Solche Wände wollte man den künftigen Bewohnern nicht zumuten. Furter plant und baut selber mit Naturbaustoffen, und auch die Gemcop hat sich dazu verpflichtet, «sämtliche Handlungen, Dienstleistungen und Entscheide in Achtung vor der Natur» zu tätigen. Darum legen die Genossenschafter bei der Renovation viel Wert auf natürliche Materialien. «Fast alles, was wir hier verbauen werden, ist recyclebar», sagt Furter. «Es geht uns auch um alte Rezepturen, die fast in Vergessenheit geraten sind. Um Rezepturen aus Rohstoffen, die vor unserer Haustüre erhältlich sind. Und es geht um altes Wissen im Umgang mit diesen Baustoffen.»

Zum Dämmen werden die Handwerker einen mineralischen Putz verwenden, aber auch Zellulose und Schafwolle. Die Wände werden mit Lehm verputzt oder mit Fichte getäfert. Furter geht sogar so weit, dass er das Holz «zum idealen Mondstand Ende Dezember» schlagen will, damit es ruhiger und beständiger ist.

Um das Holz zu veredeln, werden die Handwerker zudem einen Anstrich aus Kalk und Magermilch aus der Molkerei Wernetshausen aufbringen. «Bei einer solchen Bauweise fällt viel weniger Abfall an. Wir können den Bedarf an Baumaterial und an Energie so drastisch reduzieren», sagt Wischnitzky. Der Wärmebedarf soll mit einer Pelletheizung gedeckt werden, die durch Solarpanels ergänzt wird.

Offen sein für Experiment

Und obwohl das Projekt aufgrund der Corona-Pandemie «ein paar Monate im Rückstand» ist, glaubt er, dass das Haus schon nächstes Jahr wieder bewohnbar sein wird. «Zwei Drittel der Finanzierung sind bereits gesichert», sagt Wischnitzky. «Die Pläne sind parat, der Architekt ist parat. Jetzt geht es nur noch darum, weitere Genossenschafterinnen und Genossenschafter respektive Interessenten zu finden, die gerne gemeinschaftlich wohnen oder Lust haben, am Projekt aktiv mitzuwirken.»

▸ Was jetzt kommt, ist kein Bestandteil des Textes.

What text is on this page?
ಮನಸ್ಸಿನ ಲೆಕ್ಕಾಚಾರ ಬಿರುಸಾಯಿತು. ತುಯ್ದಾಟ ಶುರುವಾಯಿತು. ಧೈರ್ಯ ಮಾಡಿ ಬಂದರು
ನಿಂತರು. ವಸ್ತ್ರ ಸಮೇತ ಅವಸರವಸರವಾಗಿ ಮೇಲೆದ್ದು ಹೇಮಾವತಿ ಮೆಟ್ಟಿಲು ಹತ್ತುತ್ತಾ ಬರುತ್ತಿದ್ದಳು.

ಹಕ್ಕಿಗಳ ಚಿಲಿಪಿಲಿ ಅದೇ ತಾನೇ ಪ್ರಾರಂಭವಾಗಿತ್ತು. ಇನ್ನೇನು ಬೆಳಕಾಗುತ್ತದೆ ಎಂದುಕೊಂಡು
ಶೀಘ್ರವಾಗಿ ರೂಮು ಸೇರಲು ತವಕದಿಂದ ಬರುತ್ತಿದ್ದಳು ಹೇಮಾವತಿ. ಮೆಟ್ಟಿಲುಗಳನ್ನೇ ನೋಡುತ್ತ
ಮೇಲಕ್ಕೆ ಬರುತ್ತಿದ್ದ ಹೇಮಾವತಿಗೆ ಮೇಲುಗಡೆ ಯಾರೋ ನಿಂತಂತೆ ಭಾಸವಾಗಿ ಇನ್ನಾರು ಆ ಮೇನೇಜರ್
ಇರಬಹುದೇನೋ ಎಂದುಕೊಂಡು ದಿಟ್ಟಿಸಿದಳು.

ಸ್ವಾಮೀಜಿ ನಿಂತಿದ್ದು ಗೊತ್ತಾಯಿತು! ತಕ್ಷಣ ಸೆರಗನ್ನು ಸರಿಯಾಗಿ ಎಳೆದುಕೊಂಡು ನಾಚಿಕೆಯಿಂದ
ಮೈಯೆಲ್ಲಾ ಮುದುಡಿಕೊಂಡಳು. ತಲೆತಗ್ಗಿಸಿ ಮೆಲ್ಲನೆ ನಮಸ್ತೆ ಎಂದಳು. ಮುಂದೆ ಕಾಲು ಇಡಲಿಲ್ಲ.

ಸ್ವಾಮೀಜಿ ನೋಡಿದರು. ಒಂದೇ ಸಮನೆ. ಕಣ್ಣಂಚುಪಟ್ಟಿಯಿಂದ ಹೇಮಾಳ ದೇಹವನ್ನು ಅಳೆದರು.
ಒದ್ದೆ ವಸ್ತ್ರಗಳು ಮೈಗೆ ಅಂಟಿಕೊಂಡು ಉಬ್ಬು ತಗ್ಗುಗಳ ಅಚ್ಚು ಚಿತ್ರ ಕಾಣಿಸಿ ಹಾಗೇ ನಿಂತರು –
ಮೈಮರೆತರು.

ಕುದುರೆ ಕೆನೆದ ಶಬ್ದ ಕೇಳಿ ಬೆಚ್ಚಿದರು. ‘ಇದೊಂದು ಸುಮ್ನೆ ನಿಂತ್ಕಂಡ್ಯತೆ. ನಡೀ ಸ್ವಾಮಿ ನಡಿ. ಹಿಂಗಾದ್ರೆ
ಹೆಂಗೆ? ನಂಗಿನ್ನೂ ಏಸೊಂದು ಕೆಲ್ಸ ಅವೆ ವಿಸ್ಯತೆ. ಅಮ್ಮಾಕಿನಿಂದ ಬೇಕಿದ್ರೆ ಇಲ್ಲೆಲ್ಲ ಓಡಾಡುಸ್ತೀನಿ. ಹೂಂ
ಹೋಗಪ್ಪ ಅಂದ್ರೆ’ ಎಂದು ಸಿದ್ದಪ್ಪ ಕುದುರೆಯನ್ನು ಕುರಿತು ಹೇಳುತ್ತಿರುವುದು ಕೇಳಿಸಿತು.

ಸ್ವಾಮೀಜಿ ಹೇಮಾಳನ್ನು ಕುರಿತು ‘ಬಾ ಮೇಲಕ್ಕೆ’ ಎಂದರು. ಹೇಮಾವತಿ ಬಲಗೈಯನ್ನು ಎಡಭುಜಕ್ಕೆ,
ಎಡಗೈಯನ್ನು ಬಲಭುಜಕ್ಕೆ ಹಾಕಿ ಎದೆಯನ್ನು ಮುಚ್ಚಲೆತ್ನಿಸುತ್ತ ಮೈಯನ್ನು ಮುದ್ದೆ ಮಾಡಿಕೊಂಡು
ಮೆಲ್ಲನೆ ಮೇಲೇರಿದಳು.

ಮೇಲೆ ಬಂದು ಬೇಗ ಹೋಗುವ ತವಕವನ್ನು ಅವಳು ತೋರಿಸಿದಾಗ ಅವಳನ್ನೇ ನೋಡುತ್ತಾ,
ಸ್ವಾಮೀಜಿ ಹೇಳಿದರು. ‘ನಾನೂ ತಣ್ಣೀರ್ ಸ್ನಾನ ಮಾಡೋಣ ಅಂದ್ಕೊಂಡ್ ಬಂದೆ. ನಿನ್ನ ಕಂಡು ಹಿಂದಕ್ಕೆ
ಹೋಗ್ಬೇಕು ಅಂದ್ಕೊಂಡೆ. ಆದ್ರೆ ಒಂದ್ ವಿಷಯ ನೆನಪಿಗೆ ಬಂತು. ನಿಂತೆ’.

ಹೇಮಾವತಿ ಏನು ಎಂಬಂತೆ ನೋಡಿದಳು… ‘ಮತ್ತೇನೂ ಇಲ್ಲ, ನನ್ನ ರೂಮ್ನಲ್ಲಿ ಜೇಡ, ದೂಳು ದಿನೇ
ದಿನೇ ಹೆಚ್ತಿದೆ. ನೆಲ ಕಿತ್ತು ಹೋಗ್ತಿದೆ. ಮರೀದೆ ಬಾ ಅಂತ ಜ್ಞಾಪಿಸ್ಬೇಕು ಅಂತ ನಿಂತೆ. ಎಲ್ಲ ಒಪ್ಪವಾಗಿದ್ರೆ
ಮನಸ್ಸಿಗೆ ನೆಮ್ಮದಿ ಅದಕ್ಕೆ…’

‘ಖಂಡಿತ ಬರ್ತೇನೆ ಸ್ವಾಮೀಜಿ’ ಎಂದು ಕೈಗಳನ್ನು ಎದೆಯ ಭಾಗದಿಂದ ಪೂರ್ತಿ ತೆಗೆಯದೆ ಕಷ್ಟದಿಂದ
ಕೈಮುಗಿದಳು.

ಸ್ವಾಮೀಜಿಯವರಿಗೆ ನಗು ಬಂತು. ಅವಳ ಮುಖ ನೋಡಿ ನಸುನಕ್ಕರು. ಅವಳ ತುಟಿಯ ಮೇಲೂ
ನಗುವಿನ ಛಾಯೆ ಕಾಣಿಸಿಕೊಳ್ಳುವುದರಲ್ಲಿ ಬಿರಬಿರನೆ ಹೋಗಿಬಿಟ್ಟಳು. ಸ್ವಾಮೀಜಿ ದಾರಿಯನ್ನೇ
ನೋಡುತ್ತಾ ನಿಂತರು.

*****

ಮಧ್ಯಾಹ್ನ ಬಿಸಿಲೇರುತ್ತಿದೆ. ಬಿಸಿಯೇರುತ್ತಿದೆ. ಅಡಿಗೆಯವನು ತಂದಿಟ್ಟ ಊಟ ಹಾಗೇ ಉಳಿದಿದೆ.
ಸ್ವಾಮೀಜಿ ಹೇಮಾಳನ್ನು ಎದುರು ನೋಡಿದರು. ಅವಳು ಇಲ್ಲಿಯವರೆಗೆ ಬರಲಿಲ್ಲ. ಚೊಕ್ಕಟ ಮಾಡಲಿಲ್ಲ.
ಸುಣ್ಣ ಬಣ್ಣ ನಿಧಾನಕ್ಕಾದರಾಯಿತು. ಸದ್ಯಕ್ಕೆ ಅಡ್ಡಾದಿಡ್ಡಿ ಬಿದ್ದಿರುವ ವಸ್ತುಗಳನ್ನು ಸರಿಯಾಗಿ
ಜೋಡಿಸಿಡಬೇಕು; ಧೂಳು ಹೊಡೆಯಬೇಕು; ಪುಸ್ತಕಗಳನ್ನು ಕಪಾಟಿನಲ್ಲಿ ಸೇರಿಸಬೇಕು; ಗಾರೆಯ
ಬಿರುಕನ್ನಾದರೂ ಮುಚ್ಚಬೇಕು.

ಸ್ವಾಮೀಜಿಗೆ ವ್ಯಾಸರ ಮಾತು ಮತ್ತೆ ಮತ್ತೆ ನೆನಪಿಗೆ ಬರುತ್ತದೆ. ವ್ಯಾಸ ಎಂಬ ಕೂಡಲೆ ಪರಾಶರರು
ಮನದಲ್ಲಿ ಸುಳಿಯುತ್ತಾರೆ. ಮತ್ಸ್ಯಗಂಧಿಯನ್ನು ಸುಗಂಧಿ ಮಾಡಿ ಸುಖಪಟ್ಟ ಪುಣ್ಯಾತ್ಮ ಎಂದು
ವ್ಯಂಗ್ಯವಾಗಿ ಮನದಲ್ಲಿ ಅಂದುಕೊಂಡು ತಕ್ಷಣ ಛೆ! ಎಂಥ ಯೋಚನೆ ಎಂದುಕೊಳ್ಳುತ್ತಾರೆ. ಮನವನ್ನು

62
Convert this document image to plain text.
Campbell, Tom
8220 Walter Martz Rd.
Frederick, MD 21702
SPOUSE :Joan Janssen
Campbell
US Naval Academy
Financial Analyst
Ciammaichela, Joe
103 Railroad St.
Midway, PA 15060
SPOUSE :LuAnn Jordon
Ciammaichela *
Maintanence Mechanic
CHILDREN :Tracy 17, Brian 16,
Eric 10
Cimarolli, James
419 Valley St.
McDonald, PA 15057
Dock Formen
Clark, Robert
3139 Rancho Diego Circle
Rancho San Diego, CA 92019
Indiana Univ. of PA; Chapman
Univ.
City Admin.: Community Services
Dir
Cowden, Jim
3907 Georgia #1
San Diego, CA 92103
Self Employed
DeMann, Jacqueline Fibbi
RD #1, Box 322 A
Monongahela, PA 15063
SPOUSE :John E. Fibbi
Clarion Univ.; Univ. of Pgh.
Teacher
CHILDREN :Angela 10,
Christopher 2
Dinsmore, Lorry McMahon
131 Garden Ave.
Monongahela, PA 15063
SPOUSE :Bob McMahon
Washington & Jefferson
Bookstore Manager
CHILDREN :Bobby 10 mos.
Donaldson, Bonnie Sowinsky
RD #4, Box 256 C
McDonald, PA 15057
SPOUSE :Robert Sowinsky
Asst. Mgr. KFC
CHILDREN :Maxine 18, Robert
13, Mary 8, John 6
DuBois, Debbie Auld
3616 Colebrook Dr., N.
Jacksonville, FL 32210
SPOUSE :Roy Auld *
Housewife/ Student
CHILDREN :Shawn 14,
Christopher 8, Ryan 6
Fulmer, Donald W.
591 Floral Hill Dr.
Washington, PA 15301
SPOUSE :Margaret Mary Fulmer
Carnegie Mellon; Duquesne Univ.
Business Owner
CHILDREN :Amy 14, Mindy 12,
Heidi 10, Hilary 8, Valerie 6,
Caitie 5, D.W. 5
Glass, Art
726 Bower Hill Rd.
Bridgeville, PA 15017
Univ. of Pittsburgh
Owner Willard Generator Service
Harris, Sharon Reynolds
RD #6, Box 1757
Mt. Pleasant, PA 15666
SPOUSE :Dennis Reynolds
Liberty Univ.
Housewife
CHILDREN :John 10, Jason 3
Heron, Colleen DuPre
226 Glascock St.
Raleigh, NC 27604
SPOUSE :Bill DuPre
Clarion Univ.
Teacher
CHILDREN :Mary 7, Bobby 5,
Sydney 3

Besonders tief ins Portemonnaie greifen müssen die künftigen Bewohner nicht: Zwischen 880 und 1350 Franken werden die Wohneinheiten pro Monat kosten. Aber sie sollten genug flexibel sein, um sich auf ein solches Wohnexperiment einzulassen. «Ich selber habe die Erfahrung gemacht, dass es befreiend sein kann, zu merken, dass gewisse Dinge auch anders funktionieren als gewohnt.»

Wischnitzky fände es schön, wenn die Bewohnerschaft in vielerlei Hinsicht durchmischt wäre. «Das Haus ist nichts für Einzeltiere, die nichts mit anderen zu tun haben wollen», sagt er. «Aber es ist auf jeden Fall etwas für Menschen, die nicht so viel Raum brauchen, die ihren ökologischen Fussabdruck verringern wollen und es schätzen, andere Leute um sich zu haben.»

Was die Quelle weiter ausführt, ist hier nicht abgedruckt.